Gas supply to Lithuania, Kaliningrad falls 40 pct: firm
Gas supplies via Belarus to Lithuania and the Russian Baltic territory of Kaliningrad fell 40 percent Wednesday, amid a feud between Moscow and Minsk, the head of Lithuania's national gas firm said.
"The reduction in the level now is more than 40 percent," Viktoras Valentukevicius, chief executive of Lietuvos Dujos, told reporters Wednesday afternoon.
Lithuania did not receive any notice from Belarus ahead of the reduction, he added.
At noon (0900 GMT) Wednesday, the supply had already fallen by 30 percent, the company said earlier.

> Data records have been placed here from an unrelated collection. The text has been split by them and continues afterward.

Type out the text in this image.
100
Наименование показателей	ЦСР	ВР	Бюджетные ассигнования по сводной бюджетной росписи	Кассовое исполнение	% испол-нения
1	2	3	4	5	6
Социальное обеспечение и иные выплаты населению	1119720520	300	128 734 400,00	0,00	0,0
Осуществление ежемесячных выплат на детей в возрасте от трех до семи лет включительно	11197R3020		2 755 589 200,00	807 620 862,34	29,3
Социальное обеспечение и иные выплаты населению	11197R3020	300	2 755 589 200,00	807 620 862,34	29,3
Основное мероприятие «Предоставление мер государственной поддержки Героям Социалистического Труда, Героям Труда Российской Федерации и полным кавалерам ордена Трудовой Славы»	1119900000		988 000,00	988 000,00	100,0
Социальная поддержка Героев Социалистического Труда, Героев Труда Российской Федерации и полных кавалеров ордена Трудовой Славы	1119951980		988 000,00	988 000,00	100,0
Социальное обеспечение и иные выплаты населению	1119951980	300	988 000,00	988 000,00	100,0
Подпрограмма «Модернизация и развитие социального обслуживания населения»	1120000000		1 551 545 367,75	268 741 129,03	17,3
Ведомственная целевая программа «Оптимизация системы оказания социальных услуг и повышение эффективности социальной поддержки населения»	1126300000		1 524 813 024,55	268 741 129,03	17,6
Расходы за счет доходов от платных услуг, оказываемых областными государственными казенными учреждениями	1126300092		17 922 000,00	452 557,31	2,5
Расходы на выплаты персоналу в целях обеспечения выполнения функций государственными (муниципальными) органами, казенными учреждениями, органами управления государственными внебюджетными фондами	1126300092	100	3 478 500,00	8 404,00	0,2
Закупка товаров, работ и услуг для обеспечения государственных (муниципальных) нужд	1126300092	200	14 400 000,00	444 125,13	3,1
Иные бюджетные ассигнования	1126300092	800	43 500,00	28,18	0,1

Russia on Wednesday cut gas supplies to Belarus by 60 percent, as a payment feud between the ex-Soviet neighbours that has raised fears for European consumers went into a third day.
The dispute is a particular worry for Lithuania, since the Baltic state relies entirely on Russia for its gas, piped via Belarus. Lithuania is itself a transit route for gas to Kaliningrad.
Lithuanian Energy Minister Arvydas Sekmokas told reporters his country was preparing to import gas via neighbouring Latvia
"We are prepared, if needed, to get gas via Latvia. If there is a major reduction, it is possible we'll limit consumption," Sekmokas said.
"Consumption in summer is less, so I think we should not face any major problems," he noted.
The European Union closely watches gas disputes between Russia and its ex-Soviet neighbours after a row between Moscow and Kiev led to supplies of Russian gas to Europe via Ukraine being cut off for two weeks early last year.
That dispute remains firmly etched in the minds of European policymakers as it left several EU countries deprived of gas during a harsh winter.
Earlier Wednesday Lithuanian President Dalia Grybauskaite -- a former member of the EU's executive body -- said energy feuds pitting gas giant Russia against neighbours in the region were a major worry for the 27-nation bloc.
"This repeated form of dealing with relations, especially in the field of energy, between Russia and other countries should raise concern for the whole of Europe," Grybauskaite told reporters.
"That is why we are saying that the security of supply of gas and other energy sources should be guaranteed, particularly for EU countries. This is a common matter," Grybauskaite said.
Former communist countries such as Lithuania which count on Russian gas have repeatedly pushed for the EU to develop a joint energy policy.